Plaintiff admitted this in her answer and confirmed it in her deposition. There apparently now exists a corporation by the same name of Samoa Sharksfin, which has some relationship to the defendants, their present attorney, and possibly also the Plaintiff. The business of this corporation and its relation to the parties is unclear. Its relationship to the sole proprietorship is also unclear. We make no determination with regard to this corporation, which is not a party to this case.

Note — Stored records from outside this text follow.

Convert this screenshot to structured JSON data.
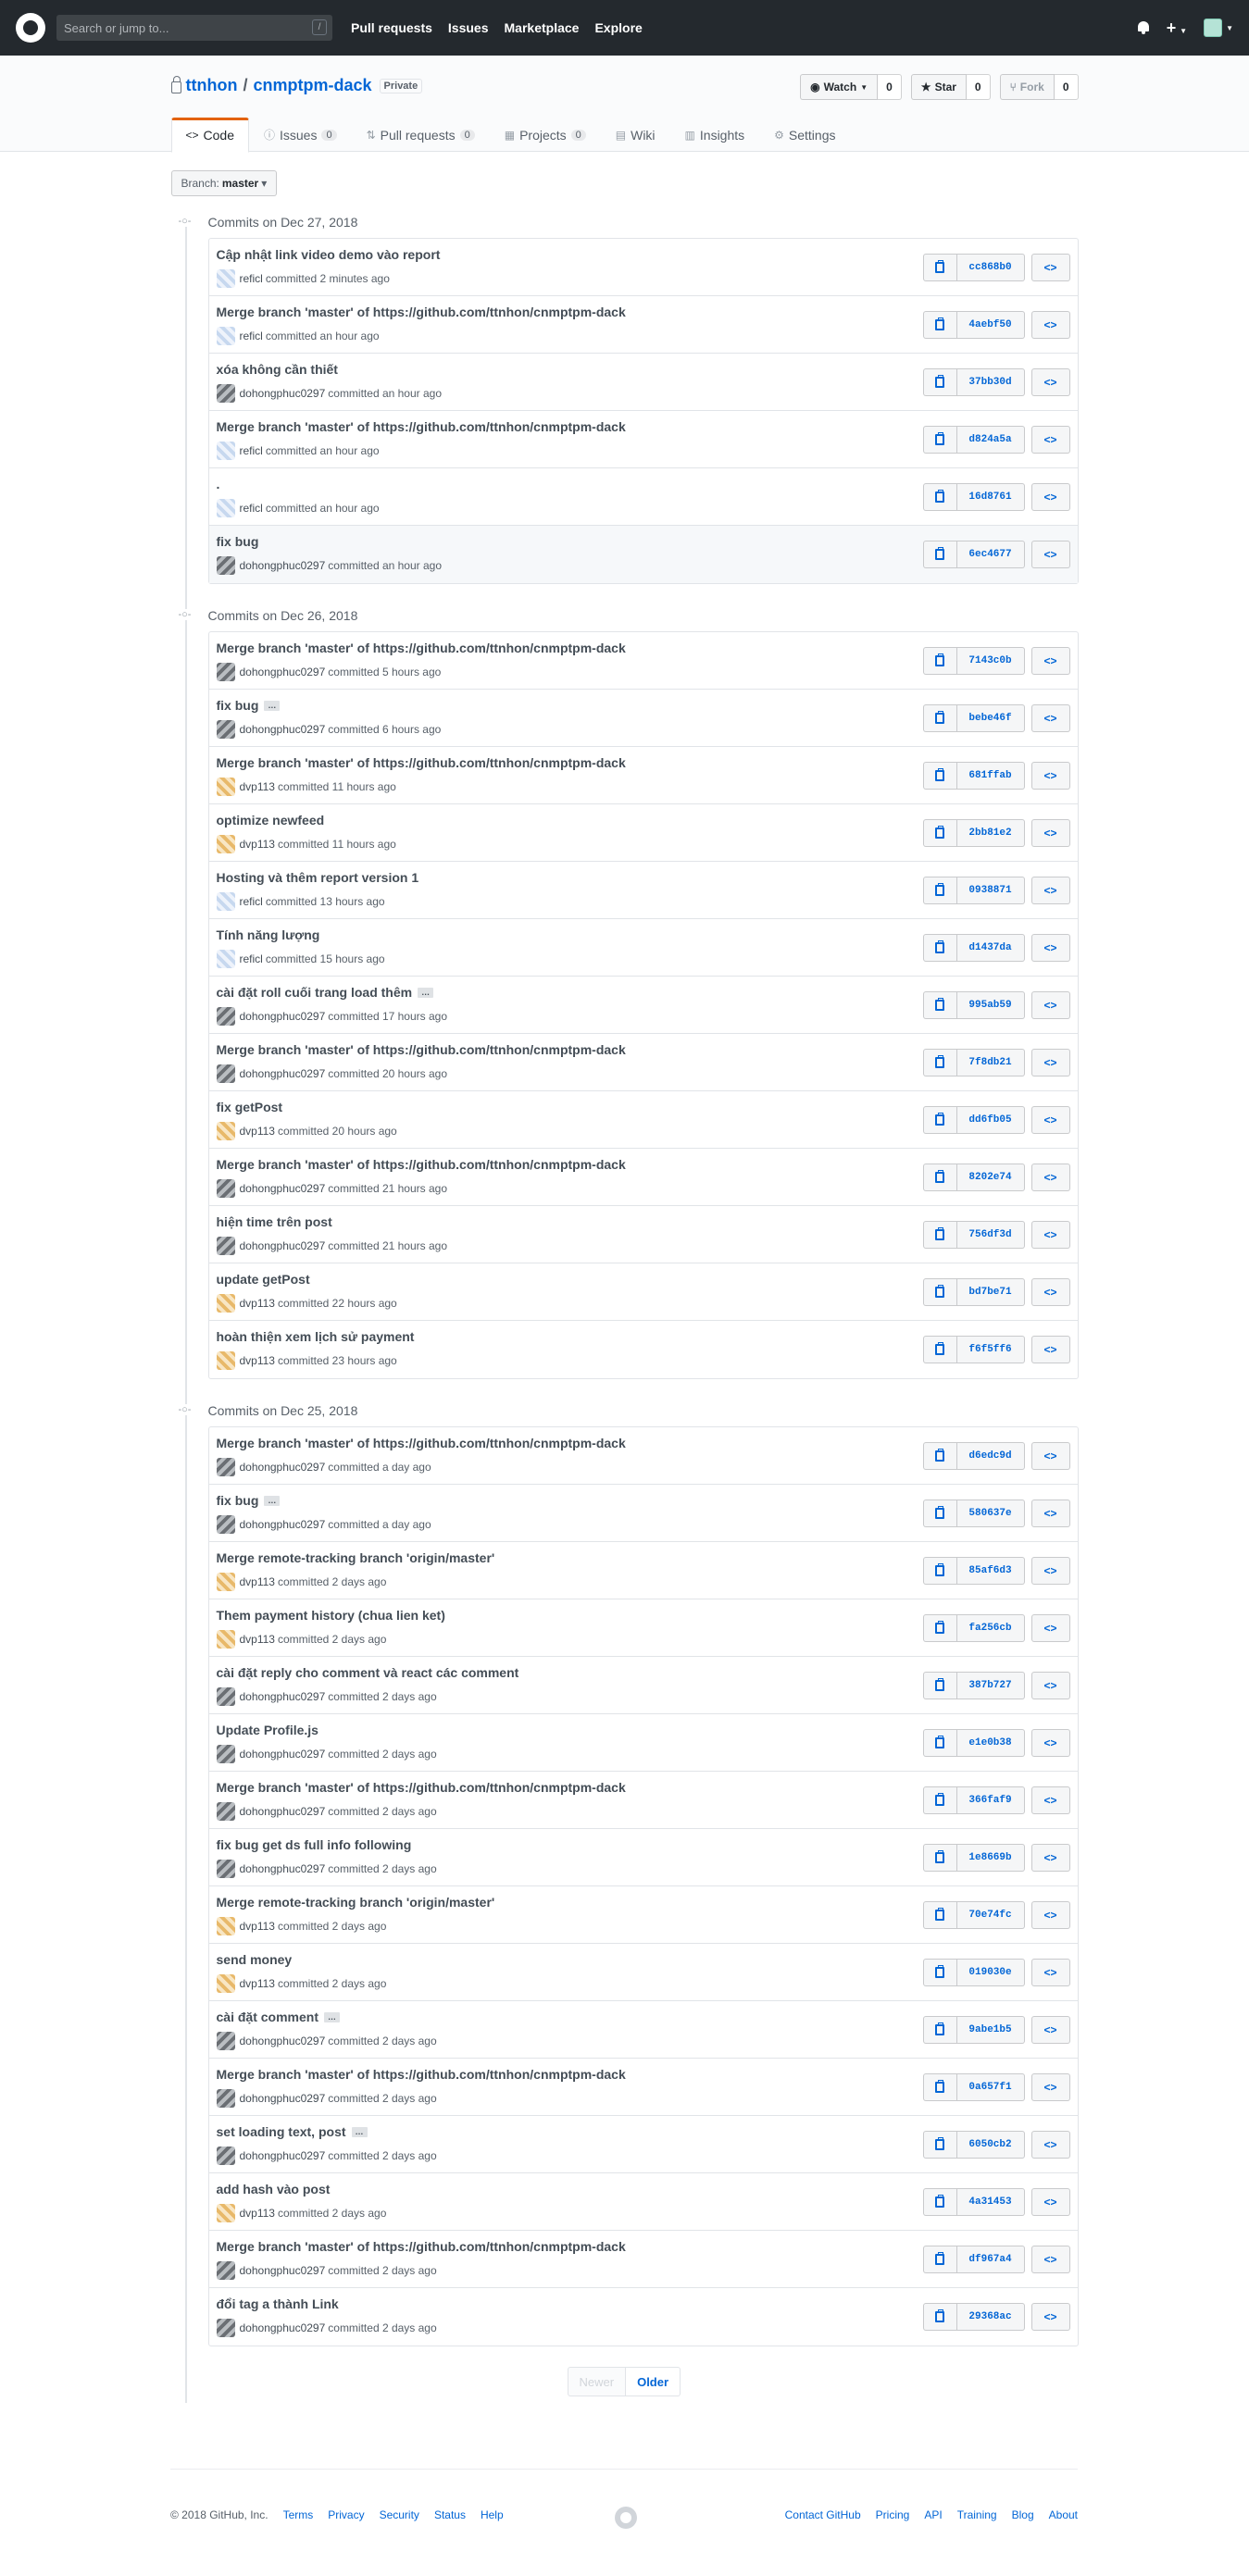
{
  "header": {
    "search_placeholder": "Search or jump to...",
    "search_key": "/",
    "nav": [
      "Pull requests",
      "Issues",
      "Marketplace",
      "Explore"
    ]
  },
  "repo": {
    "owner": "ttnhon",
    "separator": "/",
    "name": "cnmptpm-dack",
    "visibility": "Private",
    "watch_label": "Watch",
    "watch_count": "0",
    "star_label": "Star",
    "star_count": "0",
    "fork_label": "Fork",
    "fork_count": "0",
    "tabs": [
      {
        "label": "Code",
        "counter": null,
        "icon": "<>"
      },
      {
        "label": "Issues",
        "counter": "0",
        "icon": "ⓘ"
      },
      {
        "label": "Pull requests",
        "counter": "0",
        "icon": "⇅"
      },
      {
        "label": "Projects",
        "counter": "0",
        "icon": "▦"
      },
      {
        "label": "Wiki",
        "counter": null,
        "icon": "▤"
      },
      {
        "label": "Insights",
        "counter": null,
        "icon": "▥"
      },
      {
        "label": "Settings",
        "counter": null,
        "icon": "⚙"
      }
    ]
  },
  "branch": {
    "prefix": "Branch:",
    "name": "master"
  },
  "groups": [
    {
      "title": "Commits on Dec 27, 2018",
      "commits": [
        {
          "msg": "Cập nhật link video demo vào report",
          "author": "reficl",
          "time": "committed 2 minutes ago",
          "sha": "cc868b0",
          "av": "a",
          "more": false
        },
        {
          "msg": "Merge branch 'master' of https://github.com/ttnhon/cnmptpm-dack",
          "author": "reficl",
          "time": "committed an hour ago",
          "sha": "4aebf50",
          "av": "a",
          "more": false
        },
        {
          "msg": "xóa không cần thiết",
          "author": "dohongphuc0297",
          "time": "committed an hour ago",
          "sha": "37bb30d",
          "av": "b",
          "more": false
        },
        {
          "msg": "Merge branch 'master' of https://github.com/ttnhon/cnmptpm-dack",
          "author": "reficl",
          "time": "committed an hour ago",
          "sha": "d824a5a",
          "av": "a",
          "more": false
        },
        {
          "msg": ".",
          "author": "reficl",
          "time": "committed an hour ago",
          "sha": "16d8761",
          "av": "a",
          "more": false
        },
        {
          "msg": "fix bug",
          "author": "dohongphuc0297",
          "time": "committed an hour ago",
          "sha": "6ec4677",
          "av": "b",
          "more": false
        }
      ]
    },
    {
      "title": "Commits on Dec 26, 2018",
      "commits": [
        {
          "msg": "Merge branch 'master' of https://github.com/ttnhon/cnmptpm-dack",
          "author": "dohongphuc0297",
          "time": "committed 5 hours ago",
          "sha": "7143c0b",
          "av": "b",
          "more": false
        },
        {
          "msg": "fix bug",
          "author": "dohongphuc0297",
          "time": "committed 6 hours ago",
          "sha": "bebe46f",
          "av": "b",
          "more": true
        },
        {
          "msg": "Merge branch 'master' of https://github.com/ttnhon/cnmptpm-dack",
          "author": "dvp113",
          "time": "committed 11 hours ago",
          "sha": "681ffab",
          "av": "c",
          "more": false
        },
        {
          "msg": "optimize newfeed",
          "author": "dvp113",
          "time": "committed 11 hours ago",
          "sha": "2bb81e2",
          "av": "c",
          "more": false
        },
        {
          "msg": "Hosting và thêm report version 1",
          "author": "reficl",
          "time": "committed 13 hours ago",
          "sha": "0938871",
          "av": "a",
          "more": false
        },
        {
          "msg": "Tính năng lượng",
          "author": "reficl",
          "time": "committed 15 hours ago",
          "sha": "d1437da",
          "av": "a",
          "more": false
        },
        {
          "msg": "cài đặt roll cuối trang load thêm",
          "author": "dohongphuc0297",
          "time": "committed 17 hours ago",
          "sha": "995ab59",
          "av": "b",
          "more": true
        },
        {
          "msg": "Merge branch 'master' of https://github.com/ttnhon/cnmptpm-dack",
          "author": "dohongphuc0297",
          "time": "committed 20 hours ago",
          "sha": "7f8db21",
          "av": "b",
          "more": false
        },
        {
          "msg": "fix getPost",
          "author": "dvp113",
          "time": "committed 20 hours ago",
          "sha": "dd6fb05",
          "av": "c",
          "more": false
        },
        {
          "msg": "Merge branch 'master' of https://github.com/ttnhon/cnmptpm-dack",
          "author": "dohongphuc0297",
          "time": "committed 21 hours ago",
          "sha": "8202e74",
          "av": "b",
          "more": false
        },
        {
          "msg": "hiện time trên post",
          "author": "dohongphuc0297",
          "time": "committed 21 hours ago",
          "sha": "756df3d",
          "av": "b",
          "more": false
        },
        {
          "msg": "update getPost",
          "author": "dvp113",
          "time": "committed 22 hours ago",
          "sha": "bd7be71",
          "av": "c",
          "more": false
        },
        {
          "msg": "hoàn thiện xem lịch sử payment",
          "author": "dvp113",
          "time": "committed 23 hours ago",
          "sha": "f6f5ff6",
          "av": "c",
          "more": false
        }
      ]
    },
    {
      "title": "Commits on Dec 25, 2018",
      "commits": [
        {
          "msg": "Merge branch 'master' of https://github.com/ttnhon/cnmptpm-dack",
          "author": "dohongphuc0297",
          "time": "committed a day ago",
          "sha": "d6edc9d",
          "av": "b",
          "more": false
        },
        {
          "msg": "fix bug",
          "author": "dohongphuc0297",
          "time": "committed a day ago",
          "sha": "580637e",
          "av": "b",
          "more": true
        },
        {
          "msg": "Merge remote-tracking branch 'origin/master'",
          "author": "dvp113",
          "time": "committed 2 days ago",
          "sha": "85af6d3",
          "av": "c",
          "more": false
        },
        {
          "msg": "Them payment history (chua lien ket)",
          "author": "dvp113",
          "time": "committed 2 days ago",
          "sha": "fa256cb",
          "av": "c",
          "more": false
        },
        {
          "msg": "cài đặt reply cho comment và react các comment",
          "author": "dohongphuc0297",
          "time": "committed 2 days ago",
          "sha": "387b727",
          "av": "b",
          "more": false
        },
        {
          "msg": "Update Profile.js",
          "author": "dohongphuc0297",
          "time": "committed 2 days ago",
          "sha": "e1e0b38",
          "av": "b",
          "more": false
        },
        {
          "msg": "Merge branch 'master' of https://github.com/ttnhon/cnmptpm-dack",
          "author": "dohongphuc0297",
          "time": "committed 2 days ago",
          "sha": "366faf9",
          "av": "b",
          "more": false
        },
        {
          "msg": "fix bug get ds full info following",
          "author": "dohongphuc0297",
          "time": "committed 2 days ago",
          "sha": "1e8669b",
          "av": "b",
          "more": false
        },
        {
          "msg": "Merge remote-tracking branch 'origin/master'",
          "author": "dvp113",
          "time": "committed 2 days ago",
          "sha": "70e74fc",
          "av": "c",
          "more": false
        },
        {
          "msg": "send money",
          "author": "dvp113",
          "time": "committed 2 days ago",
          "sha": "019030e",
          "av": "c",
          "more": false
        },
        {
          "msg": "cài đặt comment",
          "author": "dohongphuc0297",
          "time": "committed 2 days ago",
          "sha": "9abe1b5",
          "av": "b",
          "more": true
        },
        {
          "msg": "Merge branch 'master' of https://github.com/ttnhon/cnmptpm-dack",
          "author": "dohongphuc0297",
          "time": "committed 2 days ago",
          "sha": "0a657f1",
          "av": "b",
          "more": false
        },
        {
          "msg": "set loading text, post",
          "author": "dohongphuc0297",
          "time": "committed 2 days ago",
          "sha": "6050cb2",
          "av": "b",
          "more": true
        },
        {
          "msg": "add hash vào post",
          "author": "dvp113",
          "time": "committed 2 days ago",
          "sha": "4a31453",
          "av": "c",
          "more": false
        },
        {
          "msg": "Merge branch 'master' of https://github.com/ttnhon/cnmptpm-dack",
          "author": "dohongphuc0297",
          "time": "committed 2 days ago",
          "sha": "df967a4",
          "av": "b",
          "more": false
        },
        {
          "msg": "đổi tag a thành Link",
          "author": "dohongphuc0297",
          "time": "committed 2 days ago",
          "sha": "29368ac",
          "av": "b",
          "more": false
        }
      ]
    }
  ],
  "pagination": {
    "newer": "Newer",
    "older": "Older"
  },
  "footer": {
    "copyright": "© 2018 GitHub, Inc.",
    "left_links": [
      "Terms",
      "Privacy",
      "Security",
      "Status",
      "Help"
    ],
    "right_links": [
      "Contact GitHub",
      "Pricing",
      "API",
      "Training",
      "Blog",
      "About"
    ]
  },
  "icons": {
    "browse": "<>",
    "ellipsis": "…",
    "caret": "▾"
  }
}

However, under the strict requirements for showing a partnership between family members, it is unlikely that Tuuga could have proven Ki *79was a partner in the business. See 59A Am. Jur. 2d Partnership, § 207 at 349 (1987).
The apportionment of liability between Tuuga and Ki is not at issue in this motion.
The consent judgment with regard to Ki does nothing as far as determining the liability for Samoa Sharksfm or Tuuga. No dollar amount *80is even mentioned in Tuuga's deposition.